What’s the difference between silk and satin?

Actually, this subhead is a false question as silk and satin are different concepts that are incomparable. However, many people believe that satin is an affordable substitute for silk with the same glossy and smooth features. The truth is:

  • Silk is a kind of fiber
  • Satin is a type of fabric weave

Silk can be woven into satin and other weaves like crepe and plain weave, while satin can be woven from different materials, including nylon, polyester, silk, etc.

Satin silk, commonly called charmeuse silk or crepe satin plain, is widely known for its gorgeous and lustrous surface, and it is the most popular and common silk fabric. However, polyester satin also shares smooth and glossy surface features. Thus it’s hard for people unfamiliar with silk to distinguish the real silk just through the surface.

Blouse made of charmeuse silk

Vice versa, a common mistake for many is that fabric without glossy surfaces is not made from real silk. The truth is that many silk fabrics made in other weaves do not have shiny surfaces. For example, crepe de chine silk we usually use to make apparel has a dull surface, and it’s not so smooth as charmeuse silk to the touch.

Blouse made of crepe de chine silk

How to distinguish real silk?

As is mentioned before, it’s difficult for people unfamiliar with silk to distinguish real silk by eyes. Therefore, in this part of the text, we will introduce some more accessible ways to tell silk from other artificial fibers.

1. Burn. Take a small sample offered and burn it. Burning real silk smells like burning our hair while burning fake silk smells like burning plastic. The ashes from the burning are also different. The ash from real silk is crispy and turns to powder once you rub it, but the ash from fake silk is sticky and hard to break apart.

2. Soak. Silk is a protein fiber, so it’s usually suggested to be washed with chloride-free detergent. Soak a silk fabric sample in chlorine sanitizer or detergent, and it will be gradually dissolved, while the polyester fabric will not.

3. Touch. Rub fingers on the silk fabric, and you will feel very soft and yielding – a feeling that polyester would not give you. Also, when rubbing two pieces of silk fabric together near your ear, you will hear a crunching sound – a bit like walking on snow.

How to take care of silk?

It takes more time and effort to take care of silk clothing, which is why some people don’t want to use silk.
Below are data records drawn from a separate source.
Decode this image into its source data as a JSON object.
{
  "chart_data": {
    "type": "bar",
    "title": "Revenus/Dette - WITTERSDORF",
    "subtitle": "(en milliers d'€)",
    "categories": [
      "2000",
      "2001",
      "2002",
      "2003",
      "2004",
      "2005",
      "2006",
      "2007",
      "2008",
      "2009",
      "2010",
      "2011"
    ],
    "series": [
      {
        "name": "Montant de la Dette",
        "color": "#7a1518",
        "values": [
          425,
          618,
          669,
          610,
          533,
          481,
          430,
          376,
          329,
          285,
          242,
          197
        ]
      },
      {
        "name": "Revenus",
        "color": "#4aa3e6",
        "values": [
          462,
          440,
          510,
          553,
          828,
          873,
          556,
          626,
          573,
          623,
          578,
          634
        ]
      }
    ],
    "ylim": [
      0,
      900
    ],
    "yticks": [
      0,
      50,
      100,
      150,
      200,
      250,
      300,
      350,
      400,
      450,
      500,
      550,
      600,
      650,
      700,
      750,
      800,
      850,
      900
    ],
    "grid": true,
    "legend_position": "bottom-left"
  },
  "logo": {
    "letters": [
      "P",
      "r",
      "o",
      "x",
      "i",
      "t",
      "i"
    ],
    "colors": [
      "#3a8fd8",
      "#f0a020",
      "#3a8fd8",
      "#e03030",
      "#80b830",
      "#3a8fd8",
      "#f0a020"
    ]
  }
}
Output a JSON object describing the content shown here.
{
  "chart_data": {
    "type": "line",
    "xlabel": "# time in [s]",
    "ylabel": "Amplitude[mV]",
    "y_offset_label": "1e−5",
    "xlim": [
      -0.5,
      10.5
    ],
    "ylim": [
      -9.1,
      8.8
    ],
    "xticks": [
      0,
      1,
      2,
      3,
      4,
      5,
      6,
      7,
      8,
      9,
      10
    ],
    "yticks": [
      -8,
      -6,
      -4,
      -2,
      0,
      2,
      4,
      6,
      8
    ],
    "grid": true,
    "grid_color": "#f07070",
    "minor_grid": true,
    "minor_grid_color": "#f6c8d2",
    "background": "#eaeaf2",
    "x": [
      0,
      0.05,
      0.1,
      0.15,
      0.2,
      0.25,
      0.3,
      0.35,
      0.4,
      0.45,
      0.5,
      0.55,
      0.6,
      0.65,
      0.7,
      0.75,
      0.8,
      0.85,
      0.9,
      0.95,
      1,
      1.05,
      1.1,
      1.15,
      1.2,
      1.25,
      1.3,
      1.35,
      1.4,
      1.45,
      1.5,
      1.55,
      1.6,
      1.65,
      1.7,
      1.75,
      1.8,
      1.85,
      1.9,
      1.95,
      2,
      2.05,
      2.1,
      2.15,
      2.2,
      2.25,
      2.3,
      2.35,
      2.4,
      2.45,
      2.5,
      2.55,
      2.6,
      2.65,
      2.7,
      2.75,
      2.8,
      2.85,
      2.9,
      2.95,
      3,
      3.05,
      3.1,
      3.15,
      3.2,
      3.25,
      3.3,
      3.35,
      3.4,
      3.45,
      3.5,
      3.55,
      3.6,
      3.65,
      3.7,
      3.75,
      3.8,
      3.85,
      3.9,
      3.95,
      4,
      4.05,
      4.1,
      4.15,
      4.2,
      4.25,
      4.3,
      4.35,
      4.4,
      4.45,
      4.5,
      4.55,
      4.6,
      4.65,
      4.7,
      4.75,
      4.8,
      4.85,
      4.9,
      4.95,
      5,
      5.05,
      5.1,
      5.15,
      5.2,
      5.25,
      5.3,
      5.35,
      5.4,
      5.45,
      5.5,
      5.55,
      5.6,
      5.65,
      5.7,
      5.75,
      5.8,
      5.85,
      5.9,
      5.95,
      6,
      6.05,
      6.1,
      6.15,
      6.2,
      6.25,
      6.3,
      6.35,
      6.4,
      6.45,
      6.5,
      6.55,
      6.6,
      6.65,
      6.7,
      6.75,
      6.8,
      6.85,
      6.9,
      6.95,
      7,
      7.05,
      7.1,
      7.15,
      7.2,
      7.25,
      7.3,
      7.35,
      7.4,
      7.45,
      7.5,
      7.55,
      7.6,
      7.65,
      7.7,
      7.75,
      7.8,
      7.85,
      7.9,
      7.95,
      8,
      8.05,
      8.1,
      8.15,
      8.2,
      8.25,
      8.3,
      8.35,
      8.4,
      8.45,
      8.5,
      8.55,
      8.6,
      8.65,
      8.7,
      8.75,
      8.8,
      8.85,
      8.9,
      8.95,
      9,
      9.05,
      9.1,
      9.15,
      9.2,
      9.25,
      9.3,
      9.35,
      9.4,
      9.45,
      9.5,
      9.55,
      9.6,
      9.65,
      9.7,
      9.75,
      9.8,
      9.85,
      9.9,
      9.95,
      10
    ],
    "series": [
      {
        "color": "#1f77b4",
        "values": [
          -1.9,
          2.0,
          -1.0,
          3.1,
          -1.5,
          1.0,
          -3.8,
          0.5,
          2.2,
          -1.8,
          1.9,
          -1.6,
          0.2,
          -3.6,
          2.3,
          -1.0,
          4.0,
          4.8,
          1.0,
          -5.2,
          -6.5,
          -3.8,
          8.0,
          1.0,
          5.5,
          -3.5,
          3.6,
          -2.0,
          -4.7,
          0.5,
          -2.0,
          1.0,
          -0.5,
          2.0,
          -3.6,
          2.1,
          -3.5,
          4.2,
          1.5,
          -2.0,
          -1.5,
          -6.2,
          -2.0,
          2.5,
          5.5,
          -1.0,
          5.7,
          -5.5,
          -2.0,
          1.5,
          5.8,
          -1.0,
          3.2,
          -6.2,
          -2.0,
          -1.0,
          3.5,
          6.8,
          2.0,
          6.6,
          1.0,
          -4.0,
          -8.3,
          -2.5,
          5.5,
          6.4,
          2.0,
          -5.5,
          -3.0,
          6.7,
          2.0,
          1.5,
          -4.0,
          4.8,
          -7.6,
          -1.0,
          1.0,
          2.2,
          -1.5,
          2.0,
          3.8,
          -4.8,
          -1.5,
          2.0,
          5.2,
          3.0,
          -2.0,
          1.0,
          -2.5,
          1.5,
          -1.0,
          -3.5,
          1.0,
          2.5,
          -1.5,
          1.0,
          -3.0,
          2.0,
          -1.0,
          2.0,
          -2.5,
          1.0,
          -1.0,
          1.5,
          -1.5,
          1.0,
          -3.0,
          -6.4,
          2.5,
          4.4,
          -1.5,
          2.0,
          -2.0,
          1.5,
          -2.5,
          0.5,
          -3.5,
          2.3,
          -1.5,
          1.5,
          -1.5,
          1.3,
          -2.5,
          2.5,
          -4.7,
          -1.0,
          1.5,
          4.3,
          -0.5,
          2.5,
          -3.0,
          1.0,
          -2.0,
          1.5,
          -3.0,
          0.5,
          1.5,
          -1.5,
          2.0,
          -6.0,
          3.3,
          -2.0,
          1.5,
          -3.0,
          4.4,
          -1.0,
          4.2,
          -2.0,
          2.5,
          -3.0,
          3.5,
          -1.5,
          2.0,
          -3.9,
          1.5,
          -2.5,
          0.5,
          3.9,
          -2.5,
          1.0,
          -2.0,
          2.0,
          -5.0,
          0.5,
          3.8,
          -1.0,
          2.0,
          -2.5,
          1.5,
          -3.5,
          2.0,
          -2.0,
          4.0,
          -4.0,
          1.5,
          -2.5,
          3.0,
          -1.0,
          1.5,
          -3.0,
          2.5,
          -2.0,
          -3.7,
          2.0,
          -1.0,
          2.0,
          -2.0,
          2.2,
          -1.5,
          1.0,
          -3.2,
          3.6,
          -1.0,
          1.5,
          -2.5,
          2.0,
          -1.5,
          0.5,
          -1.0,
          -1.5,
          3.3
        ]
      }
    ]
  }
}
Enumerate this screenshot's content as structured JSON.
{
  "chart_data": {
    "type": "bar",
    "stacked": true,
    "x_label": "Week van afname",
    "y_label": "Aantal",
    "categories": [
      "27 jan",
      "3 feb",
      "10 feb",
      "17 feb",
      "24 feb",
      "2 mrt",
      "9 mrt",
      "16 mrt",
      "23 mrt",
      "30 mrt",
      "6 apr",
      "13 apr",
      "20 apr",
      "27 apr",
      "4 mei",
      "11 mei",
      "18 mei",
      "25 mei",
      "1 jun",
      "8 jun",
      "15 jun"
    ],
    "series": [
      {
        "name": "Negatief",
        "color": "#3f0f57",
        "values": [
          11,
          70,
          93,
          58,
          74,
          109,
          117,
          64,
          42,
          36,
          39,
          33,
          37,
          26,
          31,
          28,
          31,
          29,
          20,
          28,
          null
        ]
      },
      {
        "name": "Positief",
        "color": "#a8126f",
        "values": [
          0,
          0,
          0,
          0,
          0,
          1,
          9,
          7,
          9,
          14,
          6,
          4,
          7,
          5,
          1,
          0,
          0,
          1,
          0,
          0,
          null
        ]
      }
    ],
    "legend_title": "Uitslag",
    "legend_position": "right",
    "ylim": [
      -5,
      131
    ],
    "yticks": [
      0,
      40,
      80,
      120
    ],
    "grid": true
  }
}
Whereas, as long as you know the appropriate way to handle it, it’s not so hard to take care of it.

1. Wash. It’s better to wash silk clothing by hand with chloride-free detergent and water temperature no more than 35℃. Remember, don’t scrub it too hard, just lightly knead it. If you have to clean it by machine, be sure to use a mesh bag and choose the most gentle cycle of the washing machine.

2. Dry. It’s better not to expose silk clothes directly to the sun, or use a dryer. You should gently wring out silk clothes and hang them in the shade. If often exposed to the sun, ultraviolet rays will yellow and age silk clothes.

3. Iron. Silk clothes have poor wrinkle resistance compared with artificial materials. So it’s normal if your silk clothes are wrinkled after washing. It’s better to cover your silk clothes with a towel if you use an iron, but steaming them would be more favorable.

A few more tips you should not miss.

If you don’t have chloride-free detergent, mildly acidic shampoo is also available for washing silk clothes. If you don’t have mildly acidic shampoo wither, directly washing the silk clothes in water is also agreeable if it’s not too dirty.

Prepare a small spray bottle with clean water with you when wearing silk clothes, and it would be helpful when your clothes are partially wrinkled. Spray some water in the wrinkled parts and then smooth it out with your hands, and you’ll find that the wrinkle magically disappeared.